I need to find each group occurrence of the below HTML pattern and insert a <pre> tag before and a </pre> tag after.
Pattern:
- p tag with class name of "CodeReference", repeated 1 or more times
<p class="CodeReference">
Sample HTML:
<h3>
Could be any HTML here
</h3>
<p class="CodeReference">
First line</p>
<p class="CodeReference">
Second line</p>
<p class="CodeReference">
Last line</p>
<div>
More random HTML down here as well
</div>
Desired outcome:
<h3>
Could be any HTML here
</h3>
<pre>
<p class="CodeReference">
First line of code</p>
<p class="CodeReference">
Second line of code</p>
<p class="CodeReference">
Last line of code</p>
</pre>
<div>
More random HTML down here as well
</div>
My challenge currently is there’s no prior pattern to reference a positive look-behind with, so I need to capture each group of <p class="CodeReference"> patterns and wrap the entire group in <pre></pre> tags.

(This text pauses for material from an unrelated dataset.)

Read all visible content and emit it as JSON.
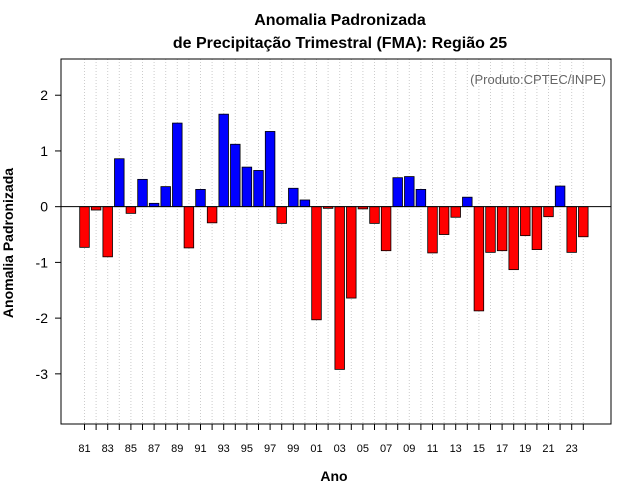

Said differently, in each group of <p class="CodeReference"> I need to find the first occurrence and insert a <pre> tag in front of it. Then, in each group of <p class="CodeReference">, find the last occurrence and insert a </pre> tag after it.

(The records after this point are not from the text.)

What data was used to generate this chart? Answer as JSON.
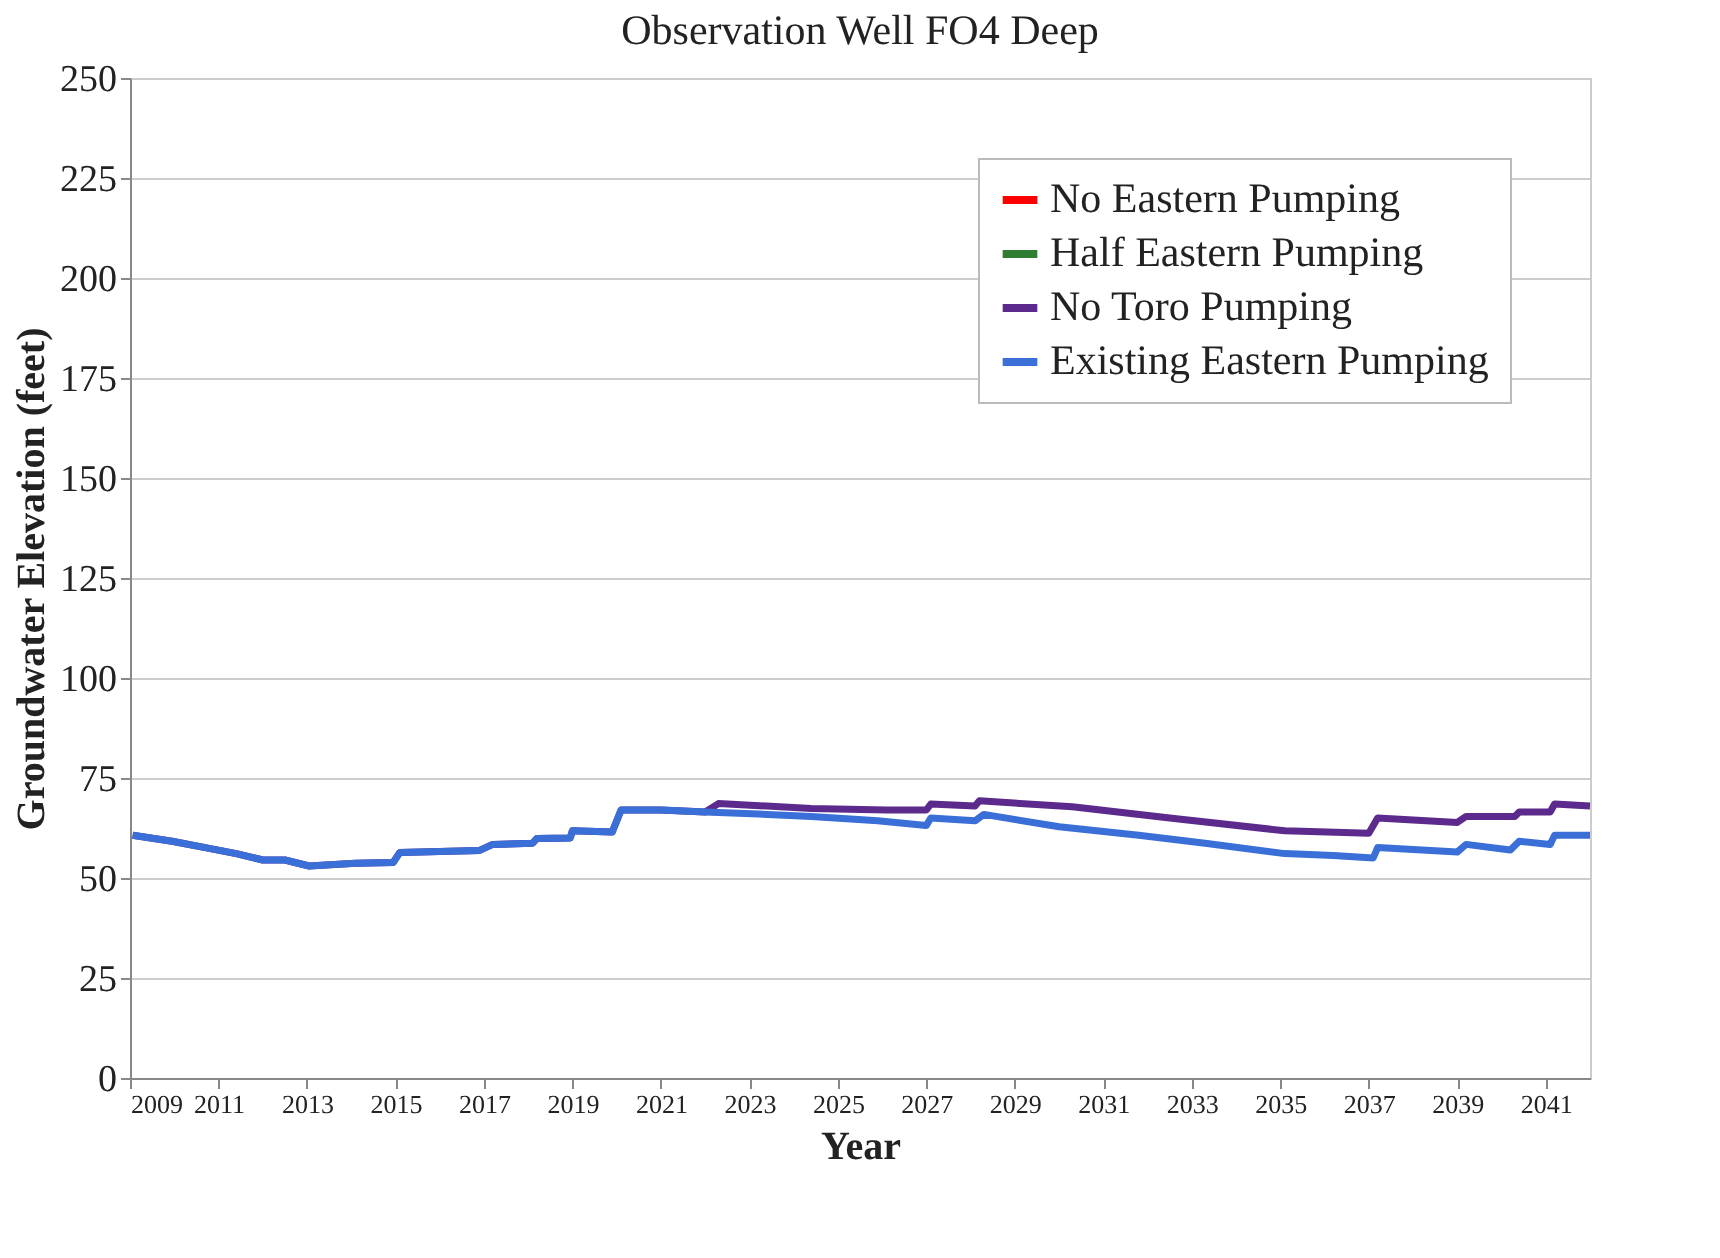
{
  "chart_data": {
    "type": "line",
    "title": "Observation Well FO4 Deep",
    "xlabel": "Year",
    "ylabel": "Groundwater Elevation (feet)",
    "xlim": [
      2009,
      2042
    ],
    "xticks": [
      2009,
      2011,
      2013,
      2015,
      2017,
      2019,
      2021,
      2023,
      2025,
      2027,
      2029,
      2031,
      2033,
      2035,
      2037,
      2039,
      2041
    ],
    "ylim": [
      0,
      250
    ],
    "yticks": [
      0,
      25,
      50,
      75,
      100,
      125,
      150,
      175,
      200,
      225,
      250
    ],
    "grid": "y",
    "legend": "top right",
    "marker": "none",
    "line_style": "solid",
    "series": [
      {
        "name": "No Eastern Pumping",
        "color": "#ff0000"
      },
      {
        "name": "Half Eastern Pumping",
        "color": "#2e7d32"
      },
      {
        "name": "No Toro Pumping",
        "color": "#5b2a8c",
        "x": [
          2009.06,
          2009.95,
          2010.7,
          2011.4,
          2012.0,
          2012.5,
          2013.05,
          2014.1,
          2014.95,
          2015.1,
          2016.9,
          2017.2,
          2018.1,
          2018.2,
          2018.95,
          2019.0,
          2019.9,
          2020.1,
          2021.0,
          2022.0,
          2022.3,
          2024.4,
          2026.1,
          2027.0,
          2027.1,
          2028.1,
          2028.2,
          2030.3,
          2032.5,
          2035.1,
          2037.0,
          2037.2,
          2039.0,
          2039.2,
          2040.3,
          2040.4,
          2041.1,
          2041.2,
          2042
        ],
        "values": [
          60.7,
          59.2,
          57.6,
          56.1,
          54.5,
          54.5,
          53.0,
          53.7,
          53.9,
          56.4,
          56.9,
          58.4,
          58.7,
          59.9,
          60.0,
          61.8,
          61.5,
          67.0,
          67.0,
          66.5,
          68.6,
          67.4,
          67.0,
          67.0,
          68.5,
          68.0,
          69.3,
          67.8,
          65.0,
          61.8,
          61.2,
          65.0,
          63.9,
          65.4,
          65.4,
          66.5,
          66.5,
          68.5,
          68.0
        ]
      },
      {
        "name": "Existing Eastern Pumping",
        "color": "#3a6fd8",
        "x": [
          2009.06,
          2009.95,
          2010.7,
          2011.4,
          2012.0,
          2012.5,
          2013.05,
          2014.1,
          2014.95,
          2015.1,
          2016.9,
          2017.2,
          2018.1,
          2018.2,
          2018.95,
          2019.0,
          2019.9,
          2020.1,
          2021.0,
          2022.0,
          2023.2,
          2024.4,
          2025.9,
          2027.0,
          2027.1,
          2028.1,
          2028.3,
          2030.0,
          2031.8,
          2033.3,
          2035.1,
          2036.2,
          2037.1,
          2037.2,
          2039.0,
          2039.2,
          2040.2,
          2040.4,
          2041.1,
          2041.2,
          2042
        ],
        "values": [
          60.7,
          59.2,
          57.6,
          56.1,
          54.5,
          54.5,
          53.0,
          53.7,
          53.9,
          56.4,
          56.9,
          58.4,
          58.7,
          59.9,
          60.0,
          61.8,
          61.5,
          67.0,
          67.0,
          66.5,
          66.0,
          65.4,
          64.3,
          63.1,
          65.0,
          64.3,
          65.9,
          62.8,
          60.7,
          58.7,
          56.1,
          55.6,
          55.0,
          57.6,
          56.5,
          58.4,
          57.0,
          59.2,
          58.4,
          60.7,
          60.7
        ]
      }
    ]
  }
}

Here is what I’ve tried so far (using Python): Regex101 workspace
code_block = re.sub(r'(?<!(<\/p>\n))<p class=\"CodeReference\">', r'<pre>\g<0>', code_block)

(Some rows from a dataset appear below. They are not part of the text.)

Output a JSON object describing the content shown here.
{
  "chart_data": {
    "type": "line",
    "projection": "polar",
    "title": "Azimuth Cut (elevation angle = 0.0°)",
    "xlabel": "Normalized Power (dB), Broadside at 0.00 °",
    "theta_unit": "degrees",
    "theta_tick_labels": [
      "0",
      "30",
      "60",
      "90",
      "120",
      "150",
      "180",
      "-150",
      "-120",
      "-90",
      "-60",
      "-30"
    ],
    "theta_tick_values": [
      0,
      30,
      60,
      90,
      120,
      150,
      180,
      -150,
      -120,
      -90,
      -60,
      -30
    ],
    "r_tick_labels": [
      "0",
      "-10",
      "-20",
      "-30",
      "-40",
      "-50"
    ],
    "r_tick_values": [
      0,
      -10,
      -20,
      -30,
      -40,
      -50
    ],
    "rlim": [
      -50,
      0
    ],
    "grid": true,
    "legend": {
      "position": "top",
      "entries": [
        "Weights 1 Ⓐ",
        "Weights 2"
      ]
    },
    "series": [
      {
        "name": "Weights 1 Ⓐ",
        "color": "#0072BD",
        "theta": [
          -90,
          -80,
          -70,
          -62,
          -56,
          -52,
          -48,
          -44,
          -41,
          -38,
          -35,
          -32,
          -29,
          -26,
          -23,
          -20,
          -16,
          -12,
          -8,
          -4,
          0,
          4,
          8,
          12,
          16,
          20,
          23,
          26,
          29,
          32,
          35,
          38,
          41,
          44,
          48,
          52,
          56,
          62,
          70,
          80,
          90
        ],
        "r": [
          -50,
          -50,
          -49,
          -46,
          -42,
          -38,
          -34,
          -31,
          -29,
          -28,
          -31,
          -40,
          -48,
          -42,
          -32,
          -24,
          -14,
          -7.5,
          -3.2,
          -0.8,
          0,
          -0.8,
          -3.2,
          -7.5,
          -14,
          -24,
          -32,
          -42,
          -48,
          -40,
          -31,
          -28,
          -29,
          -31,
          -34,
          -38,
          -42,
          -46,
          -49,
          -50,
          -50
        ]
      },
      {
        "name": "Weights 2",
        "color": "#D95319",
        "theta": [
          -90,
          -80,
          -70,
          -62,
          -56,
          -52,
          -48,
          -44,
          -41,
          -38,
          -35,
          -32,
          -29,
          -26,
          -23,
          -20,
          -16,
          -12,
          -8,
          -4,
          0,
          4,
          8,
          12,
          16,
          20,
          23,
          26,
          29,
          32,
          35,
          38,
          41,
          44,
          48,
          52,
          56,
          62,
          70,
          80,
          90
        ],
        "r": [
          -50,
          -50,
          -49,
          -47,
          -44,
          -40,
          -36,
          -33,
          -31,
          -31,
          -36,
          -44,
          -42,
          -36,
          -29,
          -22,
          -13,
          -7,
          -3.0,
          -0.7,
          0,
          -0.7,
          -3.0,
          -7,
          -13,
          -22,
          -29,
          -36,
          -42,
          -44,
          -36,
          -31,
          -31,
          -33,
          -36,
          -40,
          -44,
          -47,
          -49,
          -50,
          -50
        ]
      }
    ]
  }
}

^Captures the first occurrence based on it not being preceded by a closing </p> tag. However, this doesn’t capture the last occurrence, and it sort of feels like I’m doing it wrong. I’m open to multiple RegEx statements, doesn’t need to be a one-liner. I just don’t know how to properly capture this group of paragraph tags and reference the first and last occurrences.
Any help would be appreciated, thank you!
>Solution :
For best results here, you might want to investigate using Python’s Beautiful Soup library. If you must use regex, and assuming that you don’t have any nested HTML tags, you may try the following approach:
inp = """<h3>
Could be any HTML here
</h3>
<p class="CodeReference">
First line</p>
<p class="CodeReference">
Second line</p>
<p class="CodeReference">
Last line</p>
<div>
More random HTML down here as well
</div>"""
output = re.sub(r'((?:<p class="CodeReference">.*?</p>\s*)+)', r'\n<pre>\n\n\1</pre>\n\n', inp, flags=re.S)
print(output)
This prints:
<h3>
Could be any HTML here
</h3>
<pre>
<p class="CodeReference">
First line</p>
<p class="CodeReference">
Second line</p>
<p class="CodeReference">
Last line</p>
</pre>
<div>
More random HTML down here as well
</div>